"Ruth Lane" Catboat
For Sale:
 SOLD
October to April
Fred and Carol Garner
flgarner@aol.com
May to September
Fred and Carol Garner
flgarner@aol.com

This vessel has already been SOLD.

  • 1991 18’ Landing School Catboat “Ruth Lane”

  • Fenwick Williams design circa 1932 with 9 HP Yanmar diesel

  • Edson wheel steering

  • Custom galvanized Magic Tilt tandem roll on/off trailer with integral crane for stepping/unstepping mast

  • Full cover, cockpit mooring cover, sail cover and cockpit tent

  • Cockpit and interior bunk cushions (all green sunbrella)

  • Hull is cyprus on oak painted white

  • Decks are resin sealed canvas painted buff.

  • Mast, boom and gaff are sitka spruce varnished with epifanes

  • Transom, trim, cockpit seats, wheel,  hatch and louvered companionway doors are mahogany and varnished with epifanes

  • Bronze hardware

  • Pert Lowell oak mast hoops, barrel beads

  • Pert Lowell wood blocks in locust w/bronze sheaves

  • Lazy jacks

  • Alcohol stove

  • Porta potti

  • Solar vent

  • Fortress anchor with rope/chain rode

  • Navigation lights

  • AGM battery

  • Boat is in excellent condition, recently painted, varnished and ready to go for the season.


Click on the Photos below to see an enlarged version.

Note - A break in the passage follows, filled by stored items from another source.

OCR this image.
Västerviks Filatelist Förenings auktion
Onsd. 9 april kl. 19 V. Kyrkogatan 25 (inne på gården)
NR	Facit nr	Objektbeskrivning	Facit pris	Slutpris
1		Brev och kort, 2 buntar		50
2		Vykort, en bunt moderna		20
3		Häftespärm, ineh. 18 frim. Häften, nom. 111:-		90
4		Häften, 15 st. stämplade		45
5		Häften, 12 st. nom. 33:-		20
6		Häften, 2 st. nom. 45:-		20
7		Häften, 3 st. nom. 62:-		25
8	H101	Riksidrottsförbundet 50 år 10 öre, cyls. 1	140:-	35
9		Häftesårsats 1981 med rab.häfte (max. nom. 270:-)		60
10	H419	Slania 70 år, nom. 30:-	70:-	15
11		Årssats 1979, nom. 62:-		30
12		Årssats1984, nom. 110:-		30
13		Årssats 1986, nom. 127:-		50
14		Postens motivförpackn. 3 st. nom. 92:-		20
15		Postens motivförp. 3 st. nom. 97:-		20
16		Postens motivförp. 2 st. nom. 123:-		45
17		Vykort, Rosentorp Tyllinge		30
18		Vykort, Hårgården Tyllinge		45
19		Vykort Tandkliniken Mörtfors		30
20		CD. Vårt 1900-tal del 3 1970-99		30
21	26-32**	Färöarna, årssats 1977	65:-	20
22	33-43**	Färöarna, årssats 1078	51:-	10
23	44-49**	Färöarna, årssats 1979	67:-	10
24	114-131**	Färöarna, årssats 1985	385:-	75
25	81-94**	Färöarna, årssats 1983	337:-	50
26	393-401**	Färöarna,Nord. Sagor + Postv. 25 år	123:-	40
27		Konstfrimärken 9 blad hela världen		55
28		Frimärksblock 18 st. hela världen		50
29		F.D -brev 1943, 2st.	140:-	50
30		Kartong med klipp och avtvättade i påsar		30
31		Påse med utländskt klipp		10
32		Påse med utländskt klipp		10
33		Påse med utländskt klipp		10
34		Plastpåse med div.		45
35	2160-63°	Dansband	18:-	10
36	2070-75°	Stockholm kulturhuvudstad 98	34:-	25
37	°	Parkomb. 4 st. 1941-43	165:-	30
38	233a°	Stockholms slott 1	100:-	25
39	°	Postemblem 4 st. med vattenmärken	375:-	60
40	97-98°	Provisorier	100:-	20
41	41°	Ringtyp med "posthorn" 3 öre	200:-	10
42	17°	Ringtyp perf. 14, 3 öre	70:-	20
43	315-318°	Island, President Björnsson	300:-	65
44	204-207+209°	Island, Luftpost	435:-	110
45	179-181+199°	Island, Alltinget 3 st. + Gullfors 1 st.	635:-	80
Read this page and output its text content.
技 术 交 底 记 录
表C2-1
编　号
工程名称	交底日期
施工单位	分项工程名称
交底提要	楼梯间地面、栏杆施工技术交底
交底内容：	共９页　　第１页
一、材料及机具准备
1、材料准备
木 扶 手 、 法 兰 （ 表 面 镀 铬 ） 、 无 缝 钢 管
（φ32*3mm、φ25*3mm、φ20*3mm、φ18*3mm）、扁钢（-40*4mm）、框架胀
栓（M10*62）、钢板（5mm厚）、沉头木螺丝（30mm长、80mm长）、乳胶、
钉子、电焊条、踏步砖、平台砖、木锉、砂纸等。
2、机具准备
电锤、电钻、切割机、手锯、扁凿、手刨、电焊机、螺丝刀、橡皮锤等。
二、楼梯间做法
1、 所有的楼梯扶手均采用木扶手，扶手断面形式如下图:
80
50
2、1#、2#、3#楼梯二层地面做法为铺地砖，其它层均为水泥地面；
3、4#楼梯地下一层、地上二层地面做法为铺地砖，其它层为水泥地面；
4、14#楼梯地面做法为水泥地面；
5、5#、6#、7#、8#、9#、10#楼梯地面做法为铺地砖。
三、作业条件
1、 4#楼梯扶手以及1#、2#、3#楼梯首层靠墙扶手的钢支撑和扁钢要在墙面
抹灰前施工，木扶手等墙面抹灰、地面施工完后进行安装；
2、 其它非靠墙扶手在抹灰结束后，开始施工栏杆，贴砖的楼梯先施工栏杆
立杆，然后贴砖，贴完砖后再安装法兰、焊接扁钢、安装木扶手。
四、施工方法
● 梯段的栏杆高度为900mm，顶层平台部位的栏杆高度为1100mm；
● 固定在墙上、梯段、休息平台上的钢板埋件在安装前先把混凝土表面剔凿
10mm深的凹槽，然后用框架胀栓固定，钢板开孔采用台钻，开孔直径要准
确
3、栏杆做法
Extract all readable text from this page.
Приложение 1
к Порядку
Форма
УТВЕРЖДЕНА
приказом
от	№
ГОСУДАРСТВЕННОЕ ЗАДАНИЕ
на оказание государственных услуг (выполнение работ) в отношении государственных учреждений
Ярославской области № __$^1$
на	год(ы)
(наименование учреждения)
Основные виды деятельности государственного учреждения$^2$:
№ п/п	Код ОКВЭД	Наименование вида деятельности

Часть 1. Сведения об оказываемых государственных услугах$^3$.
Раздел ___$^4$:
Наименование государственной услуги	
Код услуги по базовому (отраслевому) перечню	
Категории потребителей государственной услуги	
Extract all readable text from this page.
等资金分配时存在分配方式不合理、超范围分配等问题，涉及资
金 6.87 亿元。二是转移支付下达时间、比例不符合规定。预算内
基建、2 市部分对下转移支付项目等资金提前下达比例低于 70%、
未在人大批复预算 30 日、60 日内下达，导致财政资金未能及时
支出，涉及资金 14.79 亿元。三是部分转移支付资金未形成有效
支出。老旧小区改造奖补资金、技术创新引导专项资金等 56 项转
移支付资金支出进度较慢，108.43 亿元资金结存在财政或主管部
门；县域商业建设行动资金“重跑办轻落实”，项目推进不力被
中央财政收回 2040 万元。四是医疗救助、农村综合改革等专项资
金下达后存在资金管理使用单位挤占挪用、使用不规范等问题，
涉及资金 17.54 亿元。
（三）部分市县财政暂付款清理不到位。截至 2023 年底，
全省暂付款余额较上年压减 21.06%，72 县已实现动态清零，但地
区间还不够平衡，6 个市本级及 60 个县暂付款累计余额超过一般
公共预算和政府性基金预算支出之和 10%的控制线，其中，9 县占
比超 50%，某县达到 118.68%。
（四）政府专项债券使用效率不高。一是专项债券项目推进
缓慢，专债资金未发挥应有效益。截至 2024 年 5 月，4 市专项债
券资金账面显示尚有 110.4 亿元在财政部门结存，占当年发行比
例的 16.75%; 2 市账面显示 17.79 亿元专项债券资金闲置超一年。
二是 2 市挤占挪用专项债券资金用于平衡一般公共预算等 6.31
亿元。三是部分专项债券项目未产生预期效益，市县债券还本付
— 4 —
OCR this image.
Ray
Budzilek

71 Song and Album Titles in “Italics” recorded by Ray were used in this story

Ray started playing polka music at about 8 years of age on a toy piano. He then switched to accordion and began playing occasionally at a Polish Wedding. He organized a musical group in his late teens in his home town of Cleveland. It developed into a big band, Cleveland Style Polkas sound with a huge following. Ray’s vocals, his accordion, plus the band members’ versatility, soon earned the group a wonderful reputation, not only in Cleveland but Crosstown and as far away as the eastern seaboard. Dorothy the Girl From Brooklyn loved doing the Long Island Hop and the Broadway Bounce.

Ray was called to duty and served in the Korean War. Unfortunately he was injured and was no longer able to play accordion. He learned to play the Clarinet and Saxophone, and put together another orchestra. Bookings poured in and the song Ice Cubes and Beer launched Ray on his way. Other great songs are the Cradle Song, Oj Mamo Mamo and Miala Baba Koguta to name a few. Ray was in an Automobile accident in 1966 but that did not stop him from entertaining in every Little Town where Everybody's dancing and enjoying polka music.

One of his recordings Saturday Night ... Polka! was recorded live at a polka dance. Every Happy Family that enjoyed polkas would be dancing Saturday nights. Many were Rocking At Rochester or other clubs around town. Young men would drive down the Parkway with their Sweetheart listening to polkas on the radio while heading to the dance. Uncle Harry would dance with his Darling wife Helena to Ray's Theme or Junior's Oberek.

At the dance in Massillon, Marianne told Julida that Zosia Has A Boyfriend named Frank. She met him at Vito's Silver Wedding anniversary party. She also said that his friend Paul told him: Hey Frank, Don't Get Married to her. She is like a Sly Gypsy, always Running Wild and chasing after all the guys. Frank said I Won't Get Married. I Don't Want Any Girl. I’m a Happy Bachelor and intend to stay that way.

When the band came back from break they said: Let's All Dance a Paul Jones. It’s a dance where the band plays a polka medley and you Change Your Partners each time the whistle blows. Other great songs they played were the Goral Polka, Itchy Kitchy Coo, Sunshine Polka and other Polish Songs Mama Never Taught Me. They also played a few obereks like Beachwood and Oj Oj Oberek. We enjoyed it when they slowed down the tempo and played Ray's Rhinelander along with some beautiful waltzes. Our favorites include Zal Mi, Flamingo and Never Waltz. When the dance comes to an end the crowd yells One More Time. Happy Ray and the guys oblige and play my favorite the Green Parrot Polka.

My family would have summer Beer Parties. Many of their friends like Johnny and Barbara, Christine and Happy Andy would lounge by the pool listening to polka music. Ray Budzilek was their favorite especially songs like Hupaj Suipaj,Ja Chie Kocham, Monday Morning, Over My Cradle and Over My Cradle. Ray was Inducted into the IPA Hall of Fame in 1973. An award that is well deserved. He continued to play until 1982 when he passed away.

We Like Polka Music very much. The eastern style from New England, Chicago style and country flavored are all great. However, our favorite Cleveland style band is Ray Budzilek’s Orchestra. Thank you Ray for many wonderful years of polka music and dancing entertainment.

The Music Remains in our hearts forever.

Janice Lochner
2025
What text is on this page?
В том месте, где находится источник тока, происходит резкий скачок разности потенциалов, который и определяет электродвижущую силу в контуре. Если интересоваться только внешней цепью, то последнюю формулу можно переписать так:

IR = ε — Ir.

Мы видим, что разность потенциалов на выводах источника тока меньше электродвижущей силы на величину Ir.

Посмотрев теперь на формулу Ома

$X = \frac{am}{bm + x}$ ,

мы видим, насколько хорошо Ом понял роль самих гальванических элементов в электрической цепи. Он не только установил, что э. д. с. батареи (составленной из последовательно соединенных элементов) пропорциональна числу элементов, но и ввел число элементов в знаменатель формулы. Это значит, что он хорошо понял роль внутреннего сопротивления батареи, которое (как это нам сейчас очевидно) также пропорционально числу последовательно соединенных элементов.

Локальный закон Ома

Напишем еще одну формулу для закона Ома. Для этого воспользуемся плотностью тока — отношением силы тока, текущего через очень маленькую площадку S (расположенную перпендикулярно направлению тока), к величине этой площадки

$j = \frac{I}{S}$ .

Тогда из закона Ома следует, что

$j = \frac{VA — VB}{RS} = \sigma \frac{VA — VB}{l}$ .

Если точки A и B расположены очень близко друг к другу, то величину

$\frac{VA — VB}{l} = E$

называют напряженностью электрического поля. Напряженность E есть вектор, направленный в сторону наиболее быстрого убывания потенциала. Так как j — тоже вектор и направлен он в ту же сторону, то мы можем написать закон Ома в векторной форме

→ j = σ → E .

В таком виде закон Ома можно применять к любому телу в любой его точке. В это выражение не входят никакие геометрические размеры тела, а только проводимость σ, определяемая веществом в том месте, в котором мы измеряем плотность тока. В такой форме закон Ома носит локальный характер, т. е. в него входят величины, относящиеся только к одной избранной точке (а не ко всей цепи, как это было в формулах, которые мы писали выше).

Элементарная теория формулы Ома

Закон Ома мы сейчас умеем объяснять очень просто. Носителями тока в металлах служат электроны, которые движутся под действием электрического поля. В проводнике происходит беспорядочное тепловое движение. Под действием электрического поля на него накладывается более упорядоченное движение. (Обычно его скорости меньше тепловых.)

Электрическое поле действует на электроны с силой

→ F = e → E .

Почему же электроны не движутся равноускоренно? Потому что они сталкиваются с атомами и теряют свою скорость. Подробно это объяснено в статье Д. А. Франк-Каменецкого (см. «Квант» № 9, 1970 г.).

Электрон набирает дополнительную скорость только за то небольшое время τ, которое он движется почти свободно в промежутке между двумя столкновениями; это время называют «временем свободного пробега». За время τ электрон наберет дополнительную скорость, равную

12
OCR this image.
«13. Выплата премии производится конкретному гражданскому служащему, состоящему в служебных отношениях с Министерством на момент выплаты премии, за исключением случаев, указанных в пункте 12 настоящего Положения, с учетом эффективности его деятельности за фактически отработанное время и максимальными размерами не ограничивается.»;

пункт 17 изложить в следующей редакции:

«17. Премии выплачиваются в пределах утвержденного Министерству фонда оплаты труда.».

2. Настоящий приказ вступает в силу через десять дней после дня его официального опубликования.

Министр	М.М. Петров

History of “Ruth Lane” - SOLD

 

“Ruth Lane” was built by the Landing School in Kennebunkport, Maine in 1991 from a Fenwick Williams 1932 design. I have all the files and records on the construction details and cost, including photos of the construction process and the apprentice crews that worked on her. The original owner sponsored the construction and paid about $35,000 for the boat. He sailed her in Rhode Island for 5 years, and I bought her sight unseen from him in 1997 after seeing his listing in the Catboat Association winter bulletin.

 

The Landing School recommended that I have a trailer specially built for her, and so I had her trucked back to Kennebunkport, where the School and trailer dealer collaborated on the trailer design. I hauled her back to Wisconsin and worked on her the spring of 1997. She was in excellent shape but I needed to strip all the exterior varnish and put on seven coats of fresh varnish. As a result, we entered her in a wooden boat show in Sturgeon Bay that summer and she won “Best of Show” honors. The next year she won “Peoples Choice” honors. The show takes too much time out of our short Wisconsin summers, so I have not entered her since, but I keep her in great condition.

 

In 2005, her hull was stripped, faired, recaulked and repainted by a wooden boat craftsman in Sturgeon Bay, WI. He also completed minor repairs to the mast and rudder. I have photos of all the work that was done at that time.

 

My decision to sell “Ruthie” has been a tough one for me and my family, because she has given us so much pleasure. When she’s on her mooring in front of our place she flirts with us until we take her out for a sail. She has an absolutely beautiful profile. We have spent many happy hours aboard. There’s just something about the allure of a beautiful wood boat.

 

Unfortunately, the Great Lakes water levels have dropped almost three feet. Normally I keep her on a mooring in front of our cottage, but when the summer storms hit I have to put her on a boatlift so that she doesn’t bottom out on the sand. As the water levels keep going down we are increasingly unable to float “Ruthie” on and off the lift. There have been times when the boat has been marooned on the lift for weeks. We have the same problem launching the catboat at our local boat ramps because there is not enough water depth to float her off the trailer.

 

Hopefully, the new owners of “Ruth Lane” will cherish her as much as we did.